For all that, this is a page-turner with “brain-candy” appeal, and the good characters are engaging. I was hooked enough to read it all the way through just to see how it would turn out; and while it’s more plot-driven than character-driven, Elisa’s relationship to Lucas, and to Asami, have enough complexity and ambiguity to be interesting. There’s no sex here; there’s some bad and coarse language, including f-words, but it’s not pervasive and mostly comes from characters you’d fairly expect to be potty-mouthed. The violent episodes can be lethal and gory, but they’re over quickly and not dwelt on.

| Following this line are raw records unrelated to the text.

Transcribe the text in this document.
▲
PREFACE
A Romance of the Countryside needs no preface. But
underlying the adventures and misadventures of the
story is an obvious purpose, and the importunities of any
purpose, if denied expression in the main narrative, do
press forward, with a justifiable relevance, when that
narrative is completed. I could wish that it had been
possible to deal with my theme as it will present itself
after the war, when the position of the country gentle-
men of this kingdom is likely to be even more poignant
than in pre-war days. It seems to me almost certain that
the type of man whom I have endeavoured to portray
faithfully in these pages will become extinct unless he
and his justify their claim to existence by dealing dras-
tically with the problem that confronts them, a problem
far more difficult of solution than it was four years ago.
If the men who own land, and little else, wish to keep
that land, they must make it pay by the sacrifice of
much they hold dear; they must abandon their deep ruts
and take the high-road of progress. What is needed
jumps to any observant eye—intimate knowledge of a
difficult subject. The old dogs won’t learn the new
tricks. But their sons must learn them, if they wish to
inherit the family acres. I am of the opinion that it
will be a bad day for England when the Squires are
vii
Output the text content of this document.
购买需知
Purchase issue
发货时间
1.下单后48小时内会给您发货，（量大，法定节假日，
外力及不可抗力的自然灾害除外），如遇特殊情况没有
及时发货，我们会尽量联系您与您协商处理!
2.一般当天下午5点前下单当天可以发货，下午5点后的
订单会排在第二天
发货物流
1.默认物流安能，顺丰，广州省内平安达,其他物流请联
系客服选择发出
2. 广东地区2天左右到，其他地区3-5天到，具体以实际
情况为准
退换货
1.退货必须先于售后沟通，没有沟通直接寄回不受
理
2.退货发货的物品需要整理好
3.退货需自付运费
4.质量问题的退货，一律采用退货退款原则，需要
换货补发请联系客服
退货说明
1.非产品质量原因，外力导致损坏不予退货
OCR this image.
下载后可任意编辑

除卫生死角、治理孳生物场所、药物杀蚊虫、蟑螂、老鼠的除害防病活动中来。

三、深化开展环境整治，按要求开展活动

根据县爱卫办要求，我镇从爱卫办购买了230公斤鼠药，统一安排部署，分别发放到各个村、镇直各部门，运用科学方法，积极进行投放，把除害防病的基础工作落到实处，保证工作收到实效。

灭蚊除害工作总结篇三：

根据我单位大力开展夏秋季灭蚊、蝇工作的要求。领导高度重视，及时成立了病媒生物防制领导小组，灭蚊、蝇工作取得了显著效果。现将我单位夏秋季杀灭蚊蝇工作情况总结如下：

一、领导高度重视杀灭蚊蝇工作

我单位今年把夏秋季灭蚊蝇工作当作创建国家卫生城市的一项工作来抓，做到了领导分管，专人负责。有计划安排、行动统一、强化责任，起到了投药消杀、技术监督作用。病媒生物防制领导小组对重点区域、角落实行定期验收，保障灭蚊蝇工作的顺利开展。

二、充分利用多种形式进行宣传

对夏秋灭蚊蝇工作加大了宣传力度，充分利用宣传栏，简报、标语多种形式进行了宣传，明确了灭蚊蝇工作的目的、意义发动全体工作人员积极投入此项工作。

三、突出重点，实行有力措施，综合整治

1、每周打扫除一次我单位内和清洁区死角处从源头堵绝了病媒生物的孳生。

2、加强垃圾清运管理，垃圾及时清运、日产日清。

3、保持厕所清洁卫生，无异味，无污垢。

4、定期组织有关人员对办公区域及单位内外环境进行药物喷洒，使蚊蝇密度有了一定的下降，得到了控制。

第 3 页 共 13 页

Bottom line: this won’t be epochal and groundbreaking even in the world of pulp adventure fiction; but it’s workmanlike entertainment (and pretty well proof-read, too, despite one mangled sentence that slipped through). I’d be up for reading the sequel sometime.
Author: Percival Constantine
Publisher: Createspace, available through Amazon, both for Kindle (for free) and as a printed book.
A version of this review previously appeared on Gooodreads.